Read more: How to Brine a Turkey

Turkey thawing time snapshot

  • 4 to 8 pounds: 24 hours
  • 8 to 12 pounds: 36 hours
  • 12 to 16 pounds: 4 days
  • 16 to 20 pounds: 5 days
  • 20 to 24 pounds: 6 days

This turkey was thawed using cold water.

Chris Monroe/CNET

The fastest (safe) way to defrost a turkey: Use cold water

This method for defrosting a turkey will net faster results than the fridge, but it requires a few more steps too. First, put the turkey in a leak-proof bag and put it in a cold tap water bath in the sink or a large receptacle (such as a cooler or clean recycling bin). The USDA recommends that you change the water every 30 minutes. I’ve found that it’s easiest to defrost your turkey in a cooler that has a spigot: This lets you easily drain the water to make room for fresh water — or drain it completely once the bird is defrosted. It will take about 30 minutes per pound to completely thaw your turkey using this method.

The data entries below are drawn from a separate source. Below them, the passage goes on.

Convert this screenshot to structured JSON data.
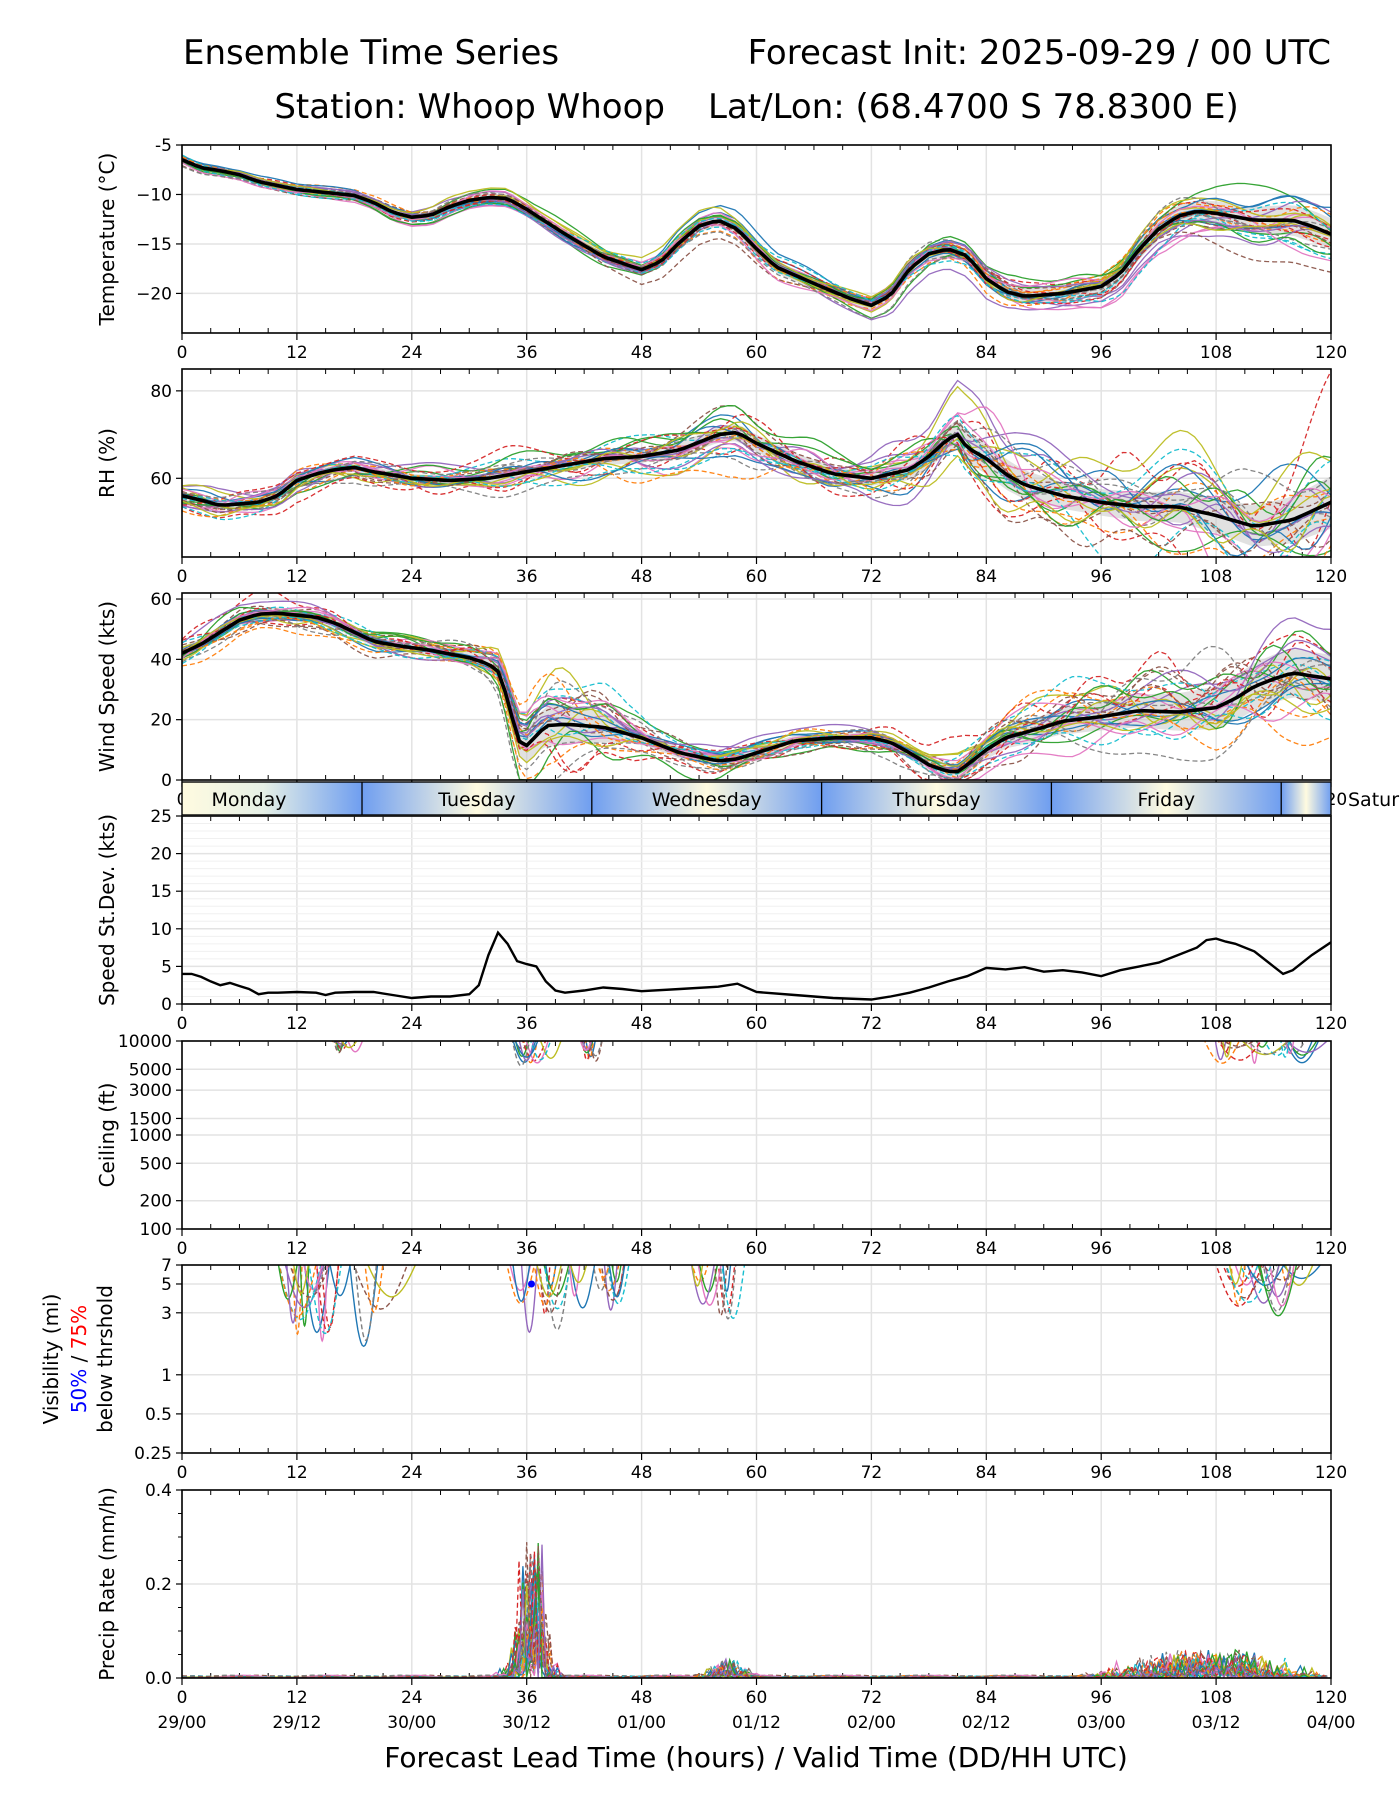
{
  "header": {
    "title_left": "Ensemble Time Series",
    "title_right": "Forecast Init: 2025-09-29 / 00 UTC",
    "station": "Station: Whoop Whoop",
    "latlon": "Lat/Lon: (68.4700 S 78.8300 E)"
  },
  "xaxis": {
    "range": [
      0,
      120
    ],
    "ticks": [
      0,
      12,
      24,
      36,
      48,
      60,
      72,
      84,
      96,
      108,
      120
    ],
    "tick_labels": [
      "0",
      "12",
      "24",
      "36",
      "48",
      "60",
      "72",
      "84",
      "96",
      "108",
      "120"
    ],
    "valid_labels": [
      "29/00",
      "29/12",
      "30/00",
      "30/12",
      "01/00",
      "01/12",
      "02/00",
      "02/12",
      "03/00",
      "03/12",
      "04/00"
    ],
    "label": "Forecast Lead Time (hours) / Valid Time (DD/HH UTC)"
  },
  "day_band": {
    "days": [
      "Monday",
      "Tuesday",
      "Wednesday",
      "Thursday",
      "Friday",
      "Satur"
    ],
    "separators_hours": [
      18.8,
      42.8,
      66.8,
      90.8,
      114.8
    ]
  },
  "colors": {
    "mean": "#000000",
    "spread": "#c8c8c8",
    "grid": "#e3e3e3",
    "members": [
      "#1f77b4",
      "#ff7f0e",
      "#2ca02c",
      "#d62728",
      "#9467bd",
      "#8c564b",
      "#e377c2",
      "#7f7f7f",
      "#bcbd22",
      "#17becf"
    ],
    "vis50": "#0000ff",
    "vis75": "#ff0000"
  },
  "chart_data": [
    {
      "id": "temperature",
      "type": "line",
      "ylabel": "Temperature (°C)",
      "ylim": [
        -24,
        -5
      ],
      "yticks": [
        -5,
        -10,
        -15,
        -20
      ],
      "ytick_labels": [
        "-5",
        "−10",
        "−15",
        "−20"
      ],
      "mean": [
        [
          0,
          -6.5
        ],
        [
          2,
          -7.3
        ],
        [
          4,
          -7.6
        ],
        [
          6,
          -8.0
        ],
        [
          8,
          -8.7
        ],
        [
          12,
          -9.5
        ],
        [
          16,
          -9.9
        ],
        [
          18,
          -10.1
        ],
        [
          20,
          -10.8
        ],
        [
          22,
          -11.8
        ],
        [
          24,
          -12.3
        ],
        [
          26,
          -12.1
        ],
        [
          28,
          -11.2
        ],
        [
          30,
          -10.6
        ],
        [
          32,
          -10.3
        ],
        [
          34,
          -10.4
        ],
        [
          36,
          -11.5
        ],
        [
          40,
          -14.0
        ],
        [
          44,
          -16.3
        ],
        [
          48,
          -17.6
        ],
        [
          50,
          -16.8
        ],
        [
          52,
          -14.8
        ],
        [
          54,
          -13.2
        ],
        [
          56,
          -12.6
        ],
        [
          58,
          -13.5
        ],
        [
          60,
          -15.5
        ],
        [
          62,
          -17.3
        ],
        [
          66,
          -19.0
        ],
        [
          70,
          -20.6
        ],
        [
          72,
          -21.2
        ],
        [
          74,
          -20.2
        ],
        [
          76,
          -17.5
        ],
        [
          78,
          -16.0
        ],
        [
          80,
          -15.5
        ],
        [
          82,
          -16.2
        ],
        [
          84,
          -18.5
        ],
        [
          86,
          -19.8
        ],
        [
          88,
          -20.3
        ],
        [
          92,
          -20.0
        ],
        [
          96,
          -19.3
        ],
        [
          98,
          -18.0
        ],
        [
          100,
          -15.5
        ],
        [
          102,
          -13.5
        ],
        [
          104,
          -12.2
        ],
        [
          106,
          -11.7
        ],
        [
          108,
          -11.9
        ],
        [
          112,
          -12.6
        ],
        [
          116,
          -12.6
        ],
        [
          118,
          -13.2
        ],
        [
          120,
          -14.0
        ]
      ],
      "spread": [
        0.3,
        0.3,
        0.3,
        0.3,
        0.3,
        0.3,
        0.3,
        0.3,
        0.3,
        0.4,
        0.4,
        0.4,
        0.4,
        0.4,
        0.4,
        0.4,
        0.5,
        0.5,
        0.5,
        0.5,
        0.5,
        0.6,
        0.6,
        0.6,
        0.6,
        0.6,
        0.6,
        0.6,
        0.6,
        0.7,
        0.7,
        0.7,
        0.7,
        0.7,
        0.7,
        0.8,
        0.8,
        0.8,
        0.9,
        0.9,
        1.0,
        1.0,
        1.1,
        1.1,
        1.2,
        1.3,
        1.4,
        1.5,
        1.6,
        1.6
      ]
    },
    {
      "id": "rh",
      "type": "line",
      "ylabel": "RH (%)",
      "ylim": [
        42,
        85
      ],
      "yticks": [
        60,
        80
      ],
      "ytick_labels": [
        "60",
        "80"
      ],
      "mean": [
        [
          0,
          56
        ],
        [
          2,
          55
        ],
        [
          4,
          53.8
        ],
        [
          8,
          54.5
        ],
        [
          10,
          56
        ],
        [
          12,
          59.5
        ],
        [
          14,
          61
        ],
        [
          16,
          62
        ],
        [
          18,
          62.5
        ],
        [
          20,
          61.5
        ],
        [
          24,
          60
        ],
        [
          28,
          59.5
        ],
        [
          32,
          60
        ],
        [
          36,
          61.5
        ],
        [
          40,
          63
        ],
        [
          44,
          64.5
        ],
        [
          48,
          65
        ],
        [
          52,
          66.5
        ],
        [
          56,
          70
        ],
        [
          58,
          70.5
        ],
        [
          60,
          68
        ],
        [
          64,
          64
        ],
        [
          68,
          61
        ],
        [
          72,
          60
        ],
        [
          76,
          62
        ],
        [
          78,
          65
        ],
        [
          80,
          69
        ],
        [
          81,
          70
        ],
        [
          82,
          67
        ],
        [
          84,
          64.5
        ],
        [
          86,
          61
        ],
        [
          88,
          58.5
        ],
        [
          92,
          56
        ],
        [
          96,
          54.5
        ],
        [
          100,
          53.5
        ],
        [
          104,
          53.5
        ],
        [
          108,
          51.5
        ],
        [
          112,
          49
        ],
        [
          116,
          50.5
        ],
        [
          120,
          54.5
        ]
      ],
      "spread": [
        1,
        1,
        1,
        1,
        1,
        1,
        1,
        1,
        1,
        1,
        1,
        1.2,
        1.2,
        1.3,
        1.4,
        1.5,
        1.5,
        1.6,
        1.8,
        2,
        2,
        1.8,
        1.6,
        1.5,
        2,
        2.5,
        3,
        3.5,
        3.5,
        3.2,
        3,
        3,
        3.2,
        3.4,
        3.6,
        4,
        4.5,
        5,
        5.5,
        6
      ]
    },
    {
      "id": "wind",
      "type": "line",
      "ylabel": "Wind Speed (kts)",
      "ylim": [
        0,
        62
      ],
      "yticks": [
        0,
        20,
        40,
        60
      ],
      "ytick_labels": [
        "0",
        "20",
        "40",
        "60"
      ],
      "mean": [
        [
          0,
          42
        ],
        [
          2,
          45
        ],
        [
          4,
          49
        ],
        [
          6,
          53
        ],
        [
          8,
          55
        ],
        [
          10,
          55.3
        ],
        [
          14,
          54
        ],
        [
          16,
          52
        ],
        [
          18,
          49
        ],
        [
          20,
          46
        ],
        [
          22,
          44.8
        ],
        [
          26,
          43
        ],
        [
          30,
          40.5
        ],
        [
          32,
          38.5
        ],
        [
          33,
          36
        ],
        [
          34,
          27
        ],
        [
          35,
          14
        ],
        [
          35.7,
          10.5
        ],
        [
          36.5,
          13
        ],
        [
          38,
          18
        ],
        [
          40,
          18.5
        ],
        [
          44,
          17.5
        ],
        [
          48,
          14
        ],
        [
          52,
          9
        ],
        [
          56,
          6.3
        ],
        [
          58,
          7
        ],
        [
          62,
          11
        ],
        [
          64,
          13
        ],
        [
          68,
          14
        ],
        [
          72,
          14
        ],
        [
          74,
          12.5
        ],
        [
          76,
          9
        ],
        [
          78,
          5
        ],
        [
          80,
          2.8
        ],
        [
          81,
          2.8
        ],
        [
          82,
          5
        ],
        [
          84,
          10
        ],
        [
          86,
          14
        ],
        [
          90,
          17.5
        ],
        [
          92,
          19.5
        ],
        [
          96,
          21
        ],
        [
          100,
          23
        ],
        [
          104,
          22.5
        ],
        [
          108,
          24
        ],
        [
          110,
          27
        ],
        [
          112,
          31
        ],
        [
          114,
          33.5
        ],
        [
          116,
          35.5
        ],
        [
          120,
          33.5
        ]
      ],
      "spread": [
        2,
        2,
        2,
        2,
        2,
        2,
        1.8,
        1.8,
        1.8,
        1.8,
        1.8,
        1.8,
        2,
        2.5,
        4,
        6,
        7,
        6,
        5,
        3,
        2,
        2,
        2,
        2,
        2,
        2,
        1.8,
        1.8,
        1.6,
        1.6,
        1.6,
        2,
        2.5,
        3,
        3,
        3.5,
        4,
        4,
        4.5,
        4.5,
        5,
        5.5,
        6,
        6.5,
        7,
        7.5,
        8,
        8,
        8,
        8
      ]
    },
    {
      "id": "speed_stdev",
      "type": "line",
      "ylabel": "Speed St.Dev. (kts)",
      "ylim": [
        0,
        25
      ],
      "yticks": [
        0,
        5,
        10,
        15,
        20,
        25
      ],
      "ytick_labels": [
        "0",
        "5",
        "10",
        "15",
        "20",
        "25"
      ],
      "values": [
        [
          0,
          4
        ],
        [
          1,
          4
        ],
        [
          2,
          3.6
        ],
        [
          3,
          3
        ],
        [
          4,
          2.5
        ],
        [
          5,
          2.8
        ],
        [
          6,
          2.4
        ],
        [
          7,
          2
        ],
        [
          8,
          1.3
        ],
        [
          9,
          1.5
        ],
        [
          10,
          1.5
        ],
        [
          12,
          1.6
        ],
        [
          14,
          1.5
        ],
        [
          15,
          1.2
        ],
        [
          16,
          1.5
        ],
        [
          18,
          1.6
        ],
        [
          20,
          1.6
        ],
        [
          22,
          1.2
        ],
        [
          24,
          0.8
        ],
        [
          26,
          1
        ],
        [
          28,
          1
        ],
        [
          30,
          1.3
        ],
        [
          31,
          2.5
        ],
        [
          32,
          6.5
        ],
        [
          33,
          9.5
        ],
        [
          34,
          8
        ],
        [
          35,
          5.7
        ],
        [
          36,
          5.3
        ],
        [
          37,
          5
        ],
        [
          38,
          3
        ],
        [
          39,
          1.8
        ],
        [
          40,
          1.5
        ],
        [
          42,
          1.8
        ],
        [
          44,
          2.2
        ],
        [
          46,
          2
        ],
        [
          48,
          1.7
        ],
        [
          52,
          2
        ],
        [
          56,
          2.3
        ],
        [
          58,
          2.7
        ],
        [
          60,
          1.6
        ],
        [
          64,
          1.2
        ],
        [
          68,
          0.8
        ],
        [
          72,
          0.6
        ],
        [
          74,
          1
        ],
        [
          76,
          1.5
        ],
        [
          78,
          2.2
        ],
        [
          80,
          3
        ],
        [
          82,
          3.7
        ],
        [
          84,
          4.8
        ],
        [
          86,
          4.6
        ],
        [
          88,
          4.9
        ],
        [
          90,
          4.3
        ],
        [
          92,
          4.5
        ],
        [
          94,
          4.2
        ],
        [
          96,
          3.7
        ],
        [
          98,
          4.5
        ],
        [
          100,
          5
        ],
        [
          102,
          5.5
        ],
        [
          104,
          6.5
        ],
        [
          106,
          7.5
        ],
        [
          107,
          8.5
        ],
        [
          108,
          8.7
        ],
        [
          109,
          8.3
        ],
        [
          110,
          8
        ],
        [
          112,
          7
        ],
        [
          114,
          5
        ],
        [
          115,
          4
        ],
        [
          116,
          4.5
        ],
        [
          118,
          6.5
        ],
        [
          120,
          8.2
        ]
      ]
    },
    {
      "id": "ceiling",
      "type": "line",
      "ylabel": "Ceiling (ft)",
      "scale": "log",
      "ylim": [
        100,
        10000
      ],
      "yticks": [
        100,
        200,
        500,
        1000,
        1500,
        3000,
        5000,
        10000
      ],
      "ytick_labels": [
        "100",
        "200",
        "500",
        "1000",
        "1500",
        "3000",
        "5000",
        "10000"
      ],
      "dips": [
        [
          33.5,
          39,
          5200
        ],
        [
          41.5,
          44.5,
          6000
        ],
        [
          15,
          19,
          7500
        ],
        [
          106.5,
          120,
          5800
        ]
      ]
    },
    {
      "id": "visibility",
      "type": "line",
      "ylabel": "Visibility (mi)",
      "ylabel_50": "50%",
      "ylabel_sep": " / ",
      "ylabel_75": "75%",
      "ylabel_3": "below thrshold",
      "scale": "log",
      "ylim": [
        0.25,
        7
      ],
      "yticks": [
        0.25,
        0.5,
        1,
        3,
        5,
        7
      ],
      "ytick_labels": [
        "0.25",
        "0.5",
        "1",
        "3",
        "5",
        "7"
      ],
      "dips": [
        [
          10,
          25,
          1.5
        ],
        [
          33.5,
          40,
          2.0
        ],
        [
          40,
          47,
          3.0
        ],
        [
          53,
          58,
          2.6
        ],
        [
          107,
          120,
          2.8
        ]
      ],
      "vis50_point": [
        36.5,
        5.0
      ]
    },
    {
      "id": "precip",
      "type": "line",
      "ylabel": "Precip Rate (mm/h)",
      "ylim": [
        0,
        0.4
      ],
      "yticks": [
        0.0,
        0.2,
        0.4
      ],
      "ytick_labels": [
        "0.0",
        "0.2",
        "0.4"
      ],
      "events": [
        [
          36.5,
          0.31,
          1.3
        ],
        [
          107,
          0.06,
          6
        ],
        [
          57,
          0.04,
          1.5
        ]
      ]
    }
  ]
}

It takes a little work to go from frozen turkey to a tasty main course.

Chris Monroe/CNET

Can you defrost a turkey in the microwave?

The USDA says that you can defrost your turkey in the microwave as long as you follow the product instructions and cook it immediately after thawing. Even if you can fit that big bird inside, I’d be extremely wary of relying on a microwave to defrost such a large piece of meat. In fact, I’d suggest avoiding the microwave at all costs. Even chickens are difficult to defrost well with a microwave and they’re generally a fraction of the size.

Read more: How to Cook a Thanksgiving Turkey Outside Without an Oven

If anything, use the thaw setting for just a few minutes to get it started and then employ a combination of the cold water bath and fridge methods above to defrost your turkey. Don’t use the entire time that your microwave suggests for defrosting this amount of frozen meat, especially all in one go. It won’t be pretty, I promise you.